Article 2(2) / In the context of the definition of single economic unit, Polish authorities have received the working position of the Commission, pursuant to which the definition should be understood like in Annex 1 to GBER. According to this position, despite the fact that Article 2(2) does not refer to the links through natural persons or institutions or investors like universities or regional development funds, this kind of links has to be considered in order to ensure consistency of application of the Regulation on de minimis aid and Annex 1 to GBER. Therefore, it is not clear how to understand the indication in point 4 of the preamble that the Commission, for the purposes of the Regulation, deliberately chose only some criteria for evaluating the links. Polish authorities have so far assumed that the criteria adopted in Article 2(2) form a closed list and that the effects of application of Article 2(2) in individual cases in the form of both limitation (in comparison with the analysis based on Annex 1 to GBER) of the list of enterprises considered to be linked (by excluding some of the links), as well as the extension of the list (by excluding certain exceptions from the categories of links) are a natural and acceptable consequence of the inclusion of only selected types of relations by the Commission in Article 2(2).

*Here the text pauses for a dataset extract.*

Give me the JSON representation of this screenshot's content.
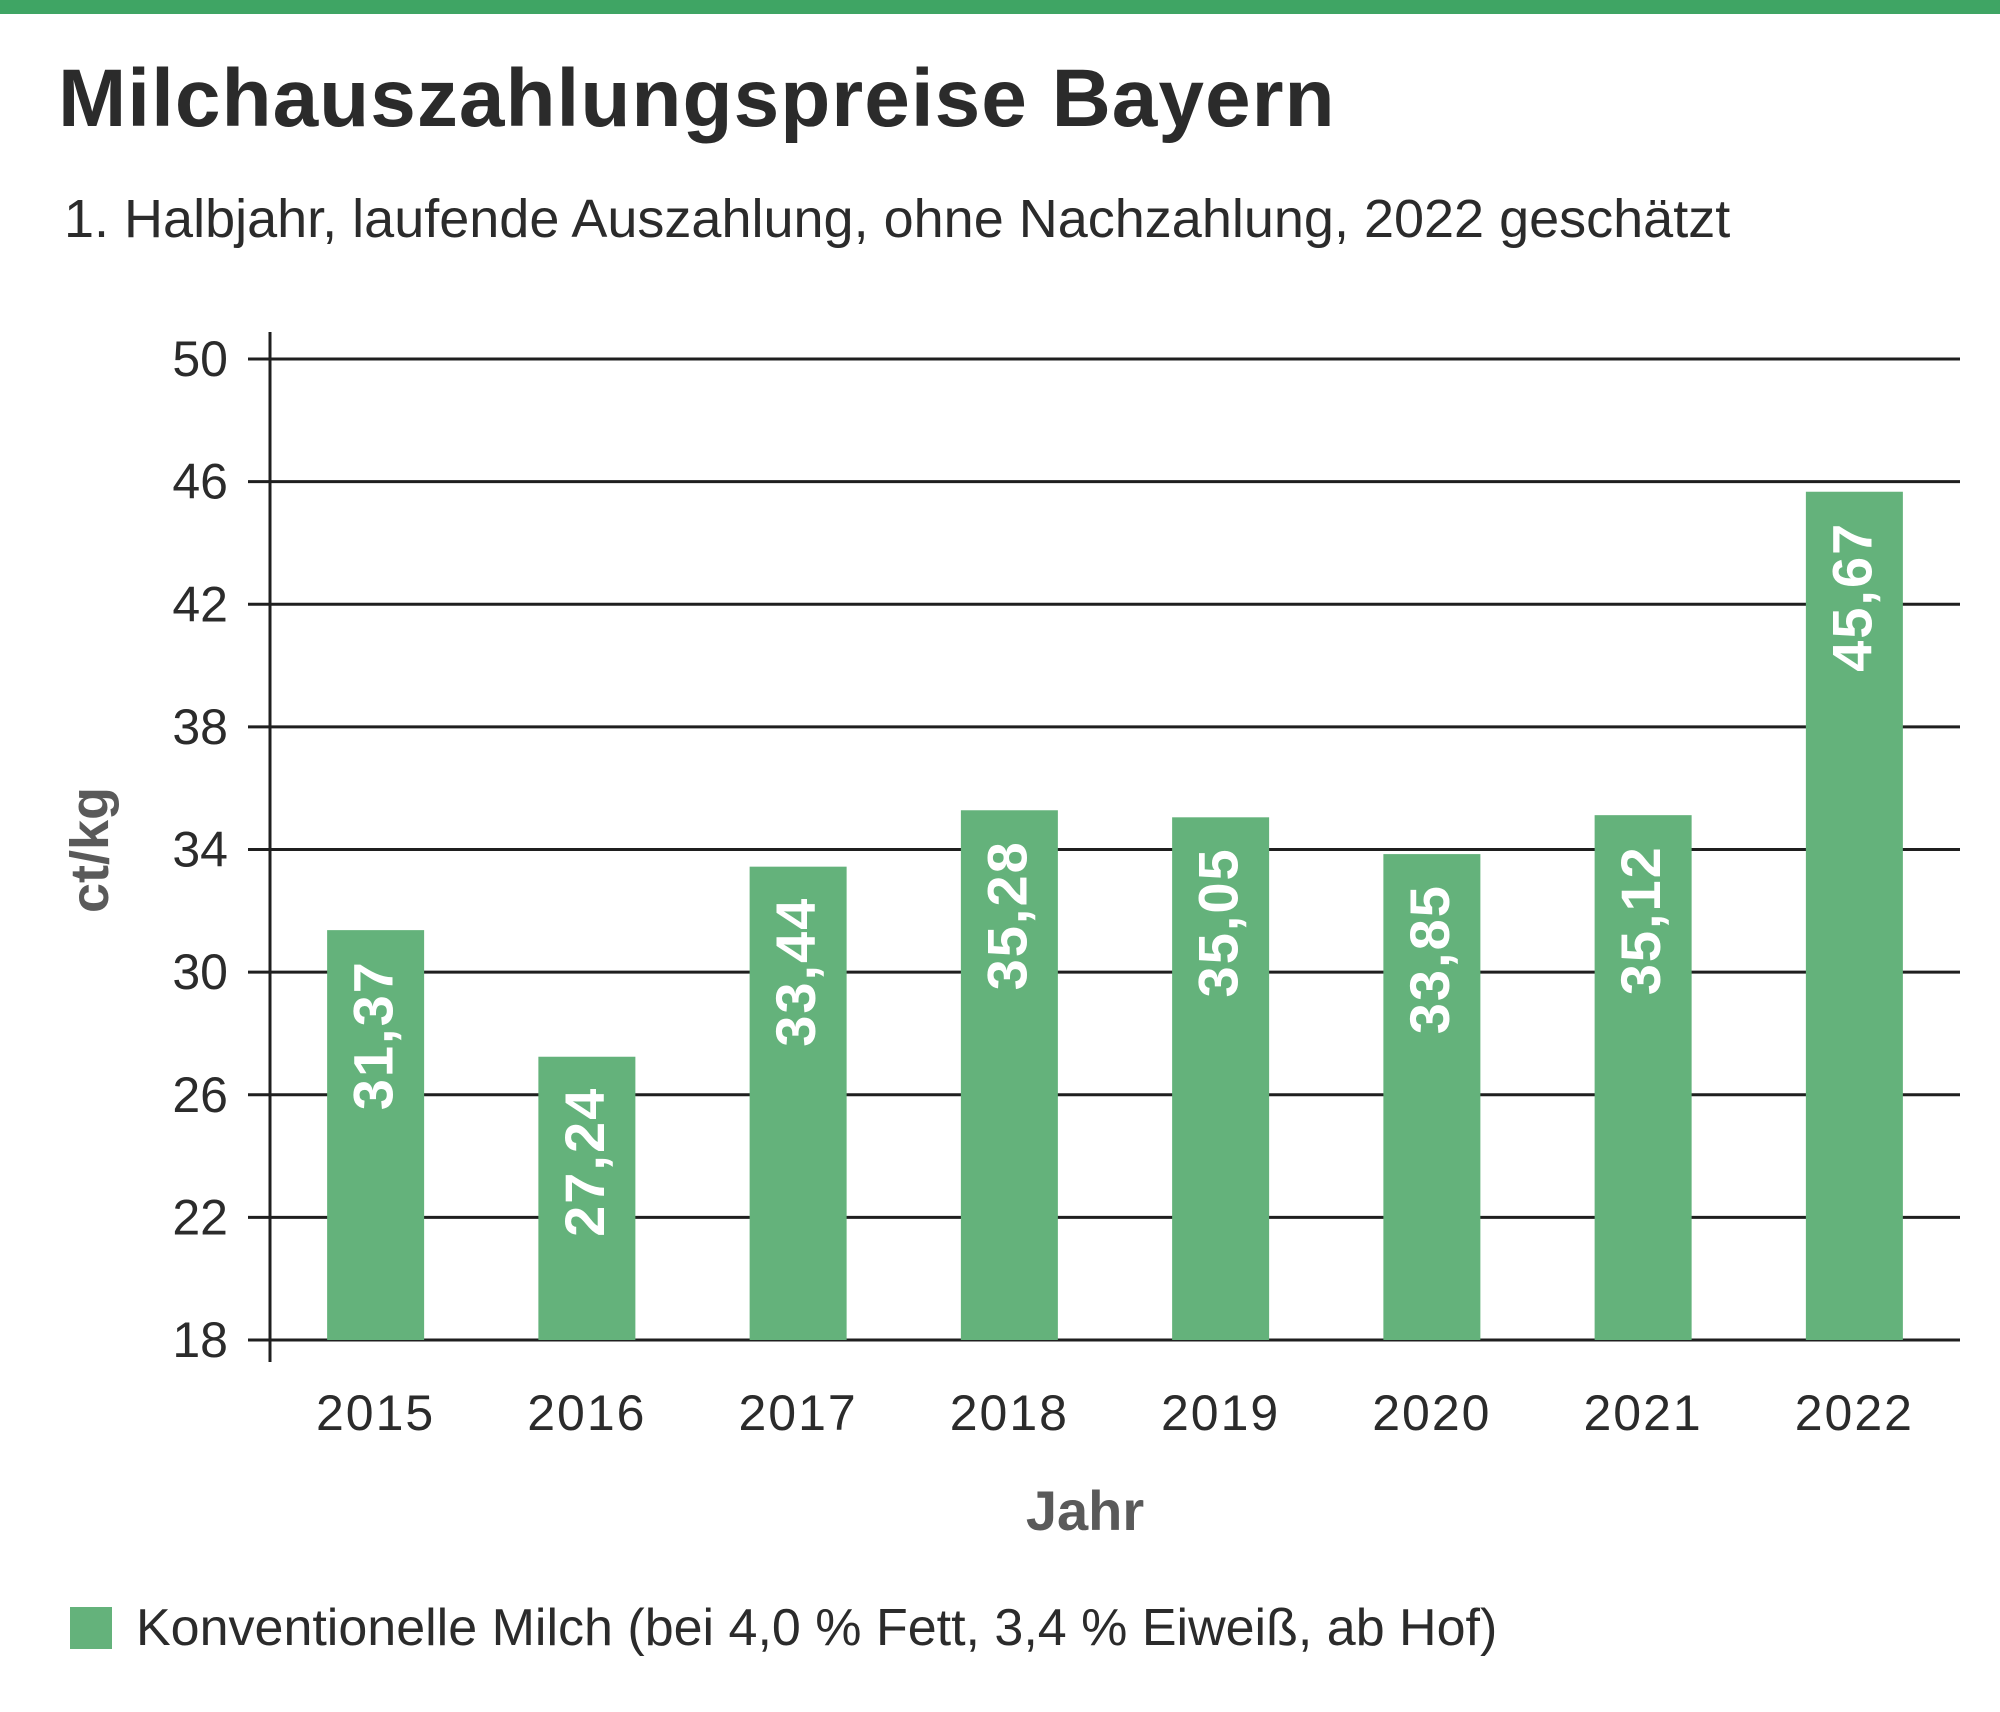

For example, how to deal with the following cases:
  1. is an incubator (investor referred to in Article 3(2)(c) of GBER) temporarily holding 100% of the shares in the incubated undertaking in order to facilitate the start-up of the undertaking is linked to this undertaking? In view of the fact that the Regulation on de minimis aid does not point to exclusion of such entities from the definition of “single undertaking” for the purposes of applying this Regulation, do these entities have to be considered to be linked?Reply: Yes, the incubator and start-up in this example are linked. The Regulation does not distinguish for which purpose the controlling shares are held.
  2. if a natural person conducting economic activity (activity of a natural person on his own account and risk, subject to registration) is also the president of a company, or holds a significant share in it (the shares are owned by the natural person and not the business operated by him, the same relates to the role of the president), should such links be taken into account? If so, are markets (the same or adjacent) in which these entities operate important?Reply: To the extent that the natural person also acts as an undertaking, the link created is relevant from a de minimis perspective. Undertakings linked through this single-person undertaking are considered a single undertaking. The markets are not important.
  3. if a natural person (the investor) not running any registered economic activity has a number of companies, do these companies have to be regarded as one undertaking?Reply: No as long as the investor does not carry out any economic activity (is not an undertaking himself). It does not need to be an economic activity registered in the trade register (authorised persons like lawyers and accountants also carry out economic activities)
  4. if a group of natural persons holding shares in one company at the same time holds shares in another company in the same proportions (where it is known that they interact with each other in order to coordinate the activities of the held companies), and these companies carry out similar or complementary activity, should such links among companies be taken into account? Is it important for the assessment of links that these persons conduct or not their economic activities beyond those companies?Reply: If the natural persons do not act as undertakings outside the shareholding of these companies, they shall not fall under the definition of Article 2 of the de minimis Regulation that defines single undertaking as companies linked through one or more undertakings.
  5. if between the entities, which are not linked by any relations as described in Article 2(2), there are obvious economic relations, e.g. they appear under one brand and are perceived by the market as a single entity, or have the same registered address and use the same assets, should these entities be treated as one undertaking?Reply: If none of the conditions in Article 2(2) in the de minimis regulation are met, other factual circumstances like the ones you describe do not need to be taken into account for defining the single undertaking.